Promised myself that I won't try and do further than 5K until I get the time down to 27 minutes, which may never actually come. I know I can do 10K because I did one in September with no training, however I didn't do it very well and it made me ill for the rest of the day with a crippling migraine. Come to think of it, I was getting migraines constantly for around 3 months which was probably down to the lack of water and outrageously unhealthy diet that I had.

I do currently have a bad habit of coming home from a run and looking in the mirror, expecting to see a six pack but must remember that it doesn't work that quickly. I am seeing change, in fact, I'm seeing big changes in my stamina and in some sort of definition, however I'm not exactly looking like Kim K suddenly.

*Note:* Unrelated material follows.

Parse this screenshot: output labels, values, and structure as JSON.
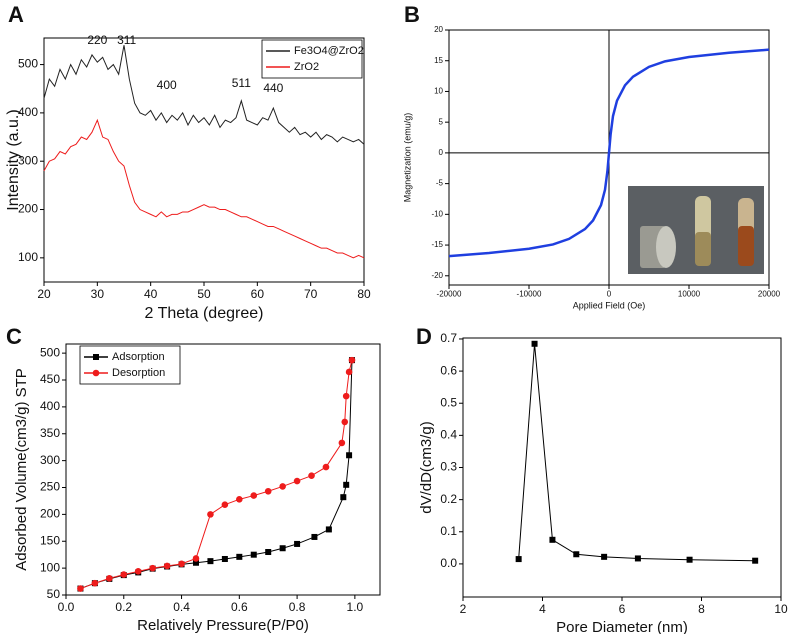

Keep telling myself that I'd never want to be super skinny anyway, but then also I'm not sure how far I want to go in this weight loss journey. Very easy at the minute to be healthy as restaurants are shuts including McDonalds and I'm addicted to fish finger salads, but what about when things start to re-open? I can just imagine me looking back on my snapchat memories in a years time crying into a tub of ice cream as I see the progress I was making before the end of lockdown and I gave it all up. I could make a promise to myself to never forget how low I felt the other day when I realised how unfit I was, but I worry that I'll never be able to keep that promise because the longest I've kept it previously is 6 months. In fact, 6 months is a long time so I'm not going to give myself shit for doing that. However, I can give myself shit for letting it all go and being worse than who I was before I even began the 6 month diet.